In the early chapters, Scarlett struggles to find a foothold in her home. She recalls next to nothing from her early childhood; there is much about the house that discomforts her. For example, Scarlett is put off by her mother’s constant smoking, which this quote references with “ashes.” A life-size cut out of Glinda the Good Witch in her little-girl bedroom inspires the allusion to The Wonderful Wizard of Oz and the line “There is no place like home” (Chapter 4) in Scarlett’s thoughts; more importantly, it suggests Scarlett’s awareness of the situational irony in coming home to a place that offers little comfort or joy. This line of Scarlett’s interior monologue exemplifies a deep third-person limited point of view, and it also develops her character by highlighting her dark sense of humor.

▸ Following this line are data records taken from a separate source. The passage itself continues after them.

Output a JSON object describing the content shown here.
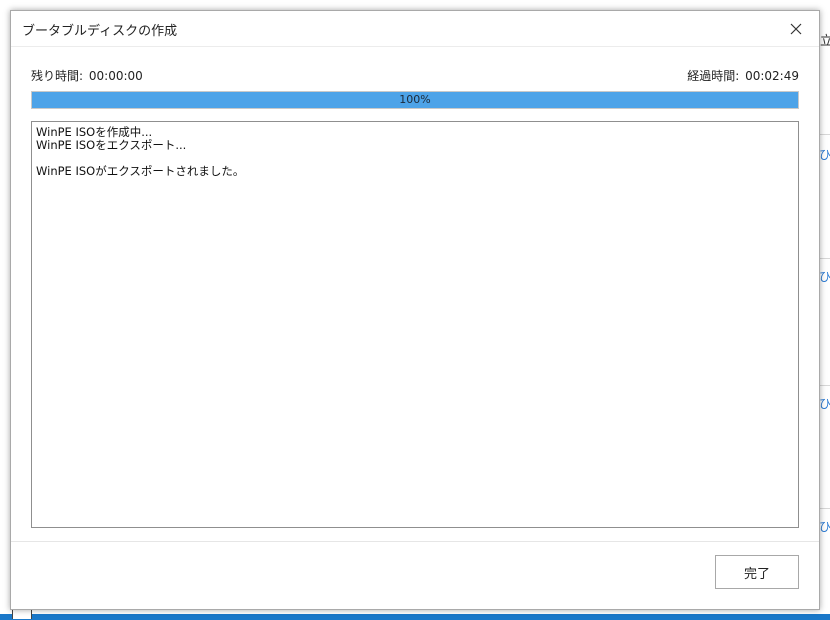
{
  "background": {
    "side_fragments": [
      "ひ",
      "ひ",
      "ひ",
      "ひ"
    ],
    "top_fragment": "立"
  },
  "dialog": {
    "title": "ブータブルディスクの作成",
    "close_icon": "close-icon",
    "remaining_label": "残り時間:",
    "remaining_value": "00:00:00",
    "elapsed_label": "経過時間:",
    "elapsed_value": "00:02:49",
    "progress": {
      "percent": 100,
      "text": "100%",
      "fill_color": "#4da3e8"
    },
    "log_lines": [
      "WinPE ISOを作成中...",
      "WinPE ISOをエクスポート...",
      "",
      "WinPE ISOがエクスポートされました。"
    ],
    "done_button": "完了"
  }
}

“The endless news coverage, the weird-sad looks she’d get from neighbors and everyone at school next week. She’d be famous, but not in the right way. Mannequin Mom would end up in the hospital again, quick-sanding into depression, and Dad would act like there was nothing wrong when everything about Mom—about all of them—was wrong and had been, probably, since the day Max disappeared.”
Avery’s interior monologue is conveyed through a third-person limited viewpoint. Here, as she dwells over the past and future changes in her family as a result of Max’s disappearance, her tone suggests that Avery has been hardened by her experiences; she speaks realistically (if not critically and pessimistically) about her brother’s potential return.